I thought of these cynics as I put my lips to a glass of Archery Summit pinot noir at Strega, a year-old Northwest fusion restaurant housed in the six-story Elements Building. The dining room, with its angled, wood-planked ceiling and generous view of the city and the Willamette River, was packed with diners supping on duck-leg confit and Portuguese fisherman’s stew. Flames flickered in the fireplace; the red-and-black granite bar was shiny enough to use as a mirror to reapply my lip gloss. Strega easily could have sprung from the Pearl District.

“Tell those Portlanders it’s not all about them,” a fellow imbiber—a doctor at the local hospital—said when I asked him what he thought about Corvallis’s long-suffering rep.

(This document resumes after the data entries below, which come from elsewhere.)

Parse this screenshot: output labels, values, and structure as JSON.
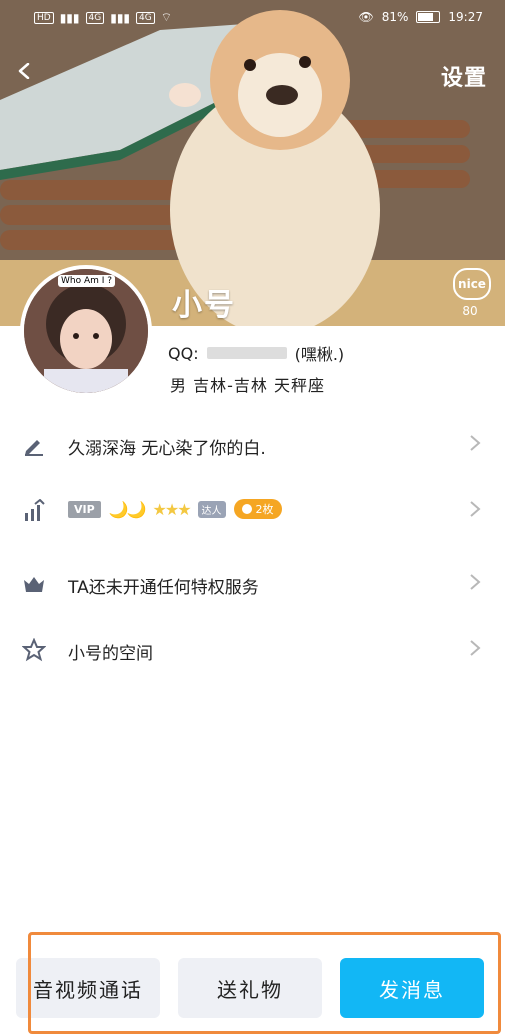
{
  "status_bar": {
    "left_badges": [
      "HD",
      "4G",
      "4G"
    ],
    "battery_text": "81%",
    "time": "19:27"
  },
  "header": {
    "back_icon": "chevron-left-icon",
    "settings_label": "设置"
  },
  "profile": {
    "nickname": "小号",
    "avatar_caption": "Who Am I ?",
    "qq_label": "QQ:",
    "qq_suffix": "(嘿楸.)",
    "bio": "男  吉林-吉林  天秤座",
    "nice_badge": "nice",
    "nice_count": "80"
  },
  "rows": [
    {
      "icon": "pencil-icon",
      "text": "久溺深海 无心染了你的白."
    },
    {
      "icon": "level-icon",
      "vip": "VIP",
      "moons": "🌙🌙",
      "stars": "★★★",
      "expert_label": "达人",
      "gold_label": "2枚"
    },
    {
      "icon": "crown-icon",
      "text": "TA还未开通任何特权服务"
    },
    {
      "icon": "star-icon",
      "text": "小号的空间"
    }
  ],
  "actions": {
    "call_label": "音视频通话",
    "gift_label": "送礼物",
    "message_label": "发消息"
  },
  "colors": {
    "accent": "#12b7f5",
    "highlight": "#f08a3c"
  }
}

Perhaps Portlanders’ feelings about the town formerly known as Corn Valley simply haven’t caught up to its present-day realities. Owing to a $9.5 million bond measure, Corvallis’s Willamette River waterfront—once a bedraggled landscape ruled by weeds—now hosts a wide pedestrian and biking corridor lined with benches, art, landscaped gardens, and public squares perfect for idling. Bars and restaurants followed, and though some sport hippie names like Cloud 9 and the Downward Dog Pub and Grub, they offer the day-tripper something Corvallis once lacked: venues with an atmosphere that isn’t decidedly lowbrow. 

 

More than twenty-one miles of trails wind through the 11,250 acres that make up the Peavy Arboretum and OSU College Forests.

Those are welcome rewards when exploring what really makes Corvallis worth a visit—the landscapes beyond the city limits. I had wanted to hike to the top of nearby Marys Peak, which, at 4,097 feet, is the highest mountain in the Coast Range, but the January snowpack was too deep.

No matter: Peavy Arboretum, a thirty-seven-acre forest managed by OSU, has nearly eleven miles of trails that wind through secondary forests in the Coast Range foothills. I started up Loop 36, a three-and-a-half-mile trail with enough elevation gain to work flaccid winter thighs. The forest was lovely and, thanks to college students, the trails were perfectly maintained even in this dreary season.

Best of all, I was but six miles from town and its numerous possibilities. A cocktail and a pulled-pork sandwich at Cloud 9? A glass of wine at Enoteca? One thing I knew: I would not, like our President, content myself with the old standards, but rather embrace the city’s quest for change.